3D Hubs Adds Indirect Metal 3D Printing to Network

A metal part alongside the 3D-printed patterns required to created it via investment casting. (Image courtesy of 3D Hubs.)

A metal part alongside the 3D-printed patterns required to created it via investment casting. (Image courtesy of 3D Hubs.)

What companies like Markforged, Desktop Metal and Admatec reintroduced to the world of manufacturing was the idea that 3D printing is already capable of producing metal parts through indirect methods. 

Whereas these companies are capable of producing metal-infused polymers that are then sintered to create final parts, investment casting, particularly in the jewelry and dental industries, has relied heavily on 3D printing.

3D Hubs has just added its own version of metal 3D printing via investment casting to its broad network of 3D printing services.
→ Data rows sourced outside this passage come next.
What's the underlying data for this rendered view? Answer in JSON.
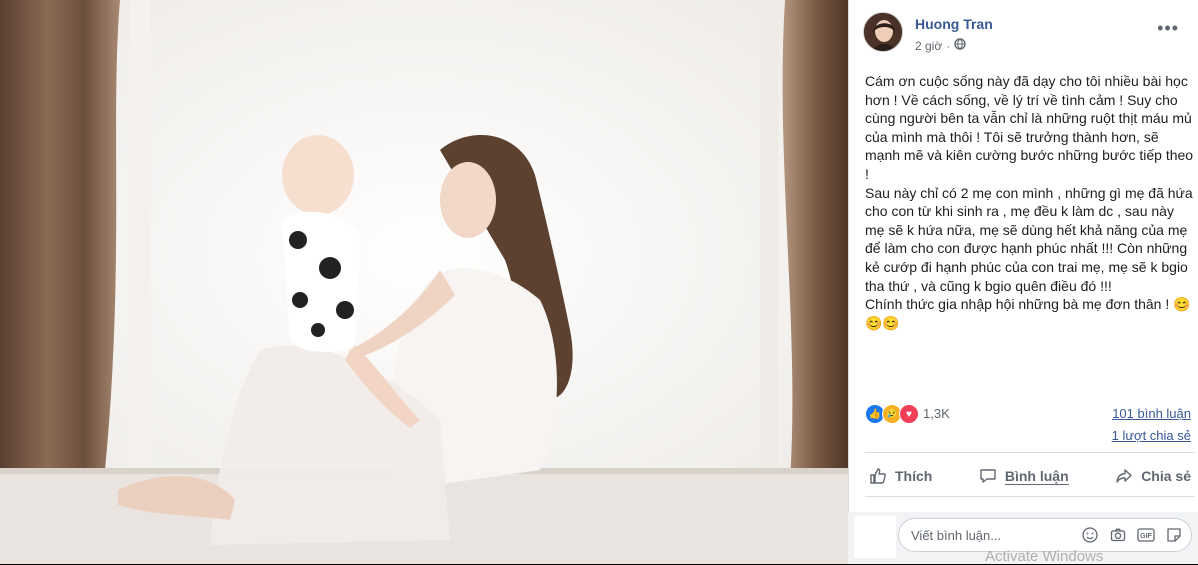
{
  "post": {
    "author": "Huong Tran",
    "time": "2 giờ",
    "privacy_icon": "globe-icon",
    "paragraphs": [
      "Cám ơn cuộc sống này đã dạy cho tôi nhiều bài học hơn ! Về cách sống, về lý trí về tình cảm ! Suy cho cùng người bên ta vẫn chỉ là những ruột thịt máu mủ của mình mà thôi ! Tôi sẽ trưởng thành hơn, sẽ mạnh mẽ và kiên cường bước những bước tiếp theo !",
      "Sau này chỉ có 2 mẹ con mình , những gì mẹ đã hứa cho con từ khi sinh ra , mẹ đều k làm dc , sau này mẹ sẽ k hứa nữa, mẹ sẽ dùng hết khả năng của mẹ để làm cho con được hạnh phúc nhất !!! Còn những kẻ cướp đi hạnh phúc của con trai mẹ, mẹ sẽ k bgio tha thứ , và cũng k bgio quên điều đó !!!",
      "Chính thức gia nhập hội những bà mẹ đơn thân ! 😊😊😊"
    ]
  },
  "stats": {
    "reaction_count": "1,3K",
    "reaction_icons": [
      "like-icon",
      "sad-icon",
      "love-icon"
    ],
    "comments": "101 bình luận",
    "shares": "1 lượt chia sẻ"
  },
  "actions": {
    "like": "Thích",
    "comment": "Bình luận",
    "share": "Chia sẻ"
  },
  "comment_box": {
    "placeholder": "Viết bình luận..."
  },
  "watermark": "Activate Windows",
  "colors": {
    "link": "#385898",
    "like": "#1877f2",
    "love": "#f33e58",
    "sad": "#f7b125"
  }
}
Unlike companies like Shapeways, Sculpteo and Materialise, which use stereolithography and digital light processing to produce objects for casting, 3D Hubs is using fused deposition modeling (FDM). This makes 3D Hubs the first company to offer castable plastic 3D printed via FDM.

Though 3D Hubs also offers direct metal 3D printing processes, service providers in the 3D Hubs network will make it possible to cast metal parts five times cheaper than other methods by producing FDM parts using PolyCast, a castable filament designed by Polymaker to have a very low burnout (necessary to reduce deformations in the metal part).